4 thoughts on “Double-Dummy Analysis in a Web Browser”

  1. Hi Graham,

    Thanks for this.

    Very interesting.

    I added DDS to the Australian Bridge Federation admin app a little while ago, but just for par scores in our results views. I hadn’t realised it was stateful, but I would very much like to add proper double dummy features to it so you can replay hands.

    I will look at this properly when I get time.

    As a RealBridge user it is good to hear you are adding this.

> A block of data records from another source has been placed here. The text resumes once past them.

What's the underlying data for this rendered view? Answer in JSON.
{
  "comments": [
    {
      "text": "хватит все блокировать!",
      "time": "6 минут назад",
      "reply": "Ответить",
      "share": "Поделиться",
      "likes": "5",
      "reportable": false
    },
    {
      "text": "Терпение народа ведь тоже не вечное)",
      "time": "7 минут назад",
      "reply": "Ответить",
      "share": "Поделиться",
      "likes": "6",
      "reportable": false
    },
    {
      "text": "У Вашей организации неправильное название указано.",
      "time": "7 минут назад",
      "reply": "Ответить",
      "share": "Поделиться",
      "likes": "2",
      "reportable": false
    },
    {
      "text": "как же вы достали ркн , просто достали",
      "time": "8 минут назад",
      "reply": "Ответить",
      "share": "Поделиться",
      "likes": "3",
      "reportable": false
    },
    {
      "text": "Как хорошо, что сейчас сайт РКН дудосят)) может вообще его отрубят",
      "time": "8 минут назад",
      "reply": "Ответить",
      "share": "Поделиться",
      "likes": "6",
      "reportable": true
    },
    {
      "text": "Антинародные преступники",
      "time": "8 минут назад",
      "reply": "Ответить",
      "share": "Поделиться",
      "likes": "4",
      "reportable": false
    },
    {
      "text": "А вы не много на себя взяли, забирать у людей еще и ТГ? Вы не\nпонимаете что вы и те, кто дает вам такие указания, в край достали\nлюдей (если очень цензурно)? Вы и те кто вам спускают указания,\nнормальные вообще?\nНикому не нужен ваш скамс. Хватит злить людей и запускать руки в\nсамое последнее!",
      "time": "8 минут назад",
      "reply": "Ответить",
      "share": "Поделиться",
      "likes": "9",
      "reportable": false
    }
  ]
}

    Our app is Open Source so if I do add this properly, that code will be Open Source too. I know RealBridge is proprietary, but any interest in Open Sourcing the code for this? You have made all of your work public already, seems like you should get the credit for it. 🙂

    Happy to work with you if you are interested (although I’m not sure there is much work left!).

    Cheers

    Mark

    1. Hi Mark,

      Glad to hear this might be useful! Soren Hein said he’s thinking of making a “contrib” folder or similar for DDS, where this could go. Although it would be a lot more work to do it properly and wrap up all of the DDS functionality.
      Having said that, if/when I get a moment I might make a clean PR for DDS that at least wraps up the minimal changes you need to compile it.